Aus dem anfänglichen "sich etwas einreden" und dem "so tun als ob" wurde irgendwann im Laufe der Jahre tatsächlich ein "ich empfinde es so". Inzwischen sehe ich nicht mehr Hindernisse, Störfaktoren, Probleme, Ängste und Misserfolge. Inzwischen sehe ich Lösungen, Möglichkeiten, Herausforderungen, Vorteile und Erfolge.

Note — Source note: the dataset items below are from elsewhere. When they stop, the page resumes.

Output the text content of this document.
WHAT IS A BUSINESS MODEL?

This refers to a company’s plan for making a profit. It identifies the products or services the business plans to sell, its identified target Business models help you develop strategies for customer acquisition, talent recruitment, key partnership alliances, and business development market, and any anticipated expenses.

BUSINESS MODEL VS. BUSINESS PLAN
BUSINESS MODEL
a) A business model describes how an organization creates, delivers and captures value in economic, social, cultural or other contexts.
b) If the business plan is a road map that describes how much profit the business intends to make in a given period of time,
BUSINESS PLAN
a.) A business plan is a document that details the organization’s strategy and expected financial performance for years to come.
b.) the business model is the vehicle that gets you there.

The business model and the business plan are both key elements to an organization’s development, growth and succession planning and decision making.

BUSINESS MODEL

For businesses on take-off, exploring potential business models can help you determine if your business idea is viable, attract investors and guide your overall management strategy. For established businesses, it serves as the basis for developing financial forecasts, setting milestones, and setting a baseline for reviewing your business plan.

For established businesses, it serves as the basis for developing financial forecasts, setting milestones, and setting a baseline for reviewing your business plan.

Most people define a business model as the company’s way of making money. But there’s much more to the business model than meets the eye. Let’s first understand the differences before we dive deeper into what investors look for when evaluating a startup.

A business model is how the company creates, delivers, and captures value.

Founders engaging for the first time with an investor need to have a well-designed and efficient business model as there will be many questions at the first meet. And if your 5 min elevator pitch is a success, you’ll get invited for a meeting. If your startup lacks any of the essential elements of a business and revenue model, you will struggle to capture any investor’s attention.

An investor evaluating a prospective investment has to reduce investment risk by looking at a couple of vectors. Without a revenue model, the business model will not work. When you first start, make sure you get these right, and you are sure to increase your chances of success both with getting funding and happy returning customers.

Ohne darüber nachzudenken, ohne mir es einzureden. 

Trotzdem ist mein Hirn eben anders programmiert. Ich bin kein Naturschlanker mit 55 Kilo, aber ich habe immerhin schon 100 Kilo abgenommen und arbeite fleißig weiter. Manchmal ziehen Regenwolken über mein Gemüt, und nicht selten fange ich an zu jammern. ABER ich habe gelernt sehr schnell wieder aufzustehen, zu lachen, das nächste Mal besser aufzupassen und das Jammern rasch wieder einzustellen.

Ja, ich bin ein bisschen stolz auf mich selbst, das gebe ich zu. Weil es nicht leicht war. Und weil ich hart dafür gearbeitet habe, endlich positiv zu denken und das Jammern durch Lächeln zu ersetzen. 

Wobei, mir wurde auch schon das Gegenteil vorgeworfen, meist auf Arbeit (das war ein Hort des Negativen *grusel*): ich würde Probleme ignorieren und alles immer nur schönreden. Ich würde die Realität nicht erkennen, weil ich immer so tue, als ob alles toll sei. Ooooh nein, ganz sicher nicht. Glaubt mir, ich sehe den Dreck, den Müll, das Leid, den Schmerz. Aber ihn nur anzusehen und darüber zu reden ändert nichts. Deswegen rede ich gar nicht groß darüber sondern lasse ihn liegen (wenn ich ihn nicht ändern kann) oder krempel die Ärmel hoch und räume ihn weg. 

Ich werde niemals ein strahlender Sonnenschein sein. Und mein Gesicht, meine Augen sind ernst. Trotzdem denke und lebe ich positiv, blicke voraus, freue mich auf die Zukunft, arbeite hart für meine Erfolge und bin ein dankbarer Mensch. Und manchmal jammere ich auch, aber danach packe ich an und tu etwas dagegen!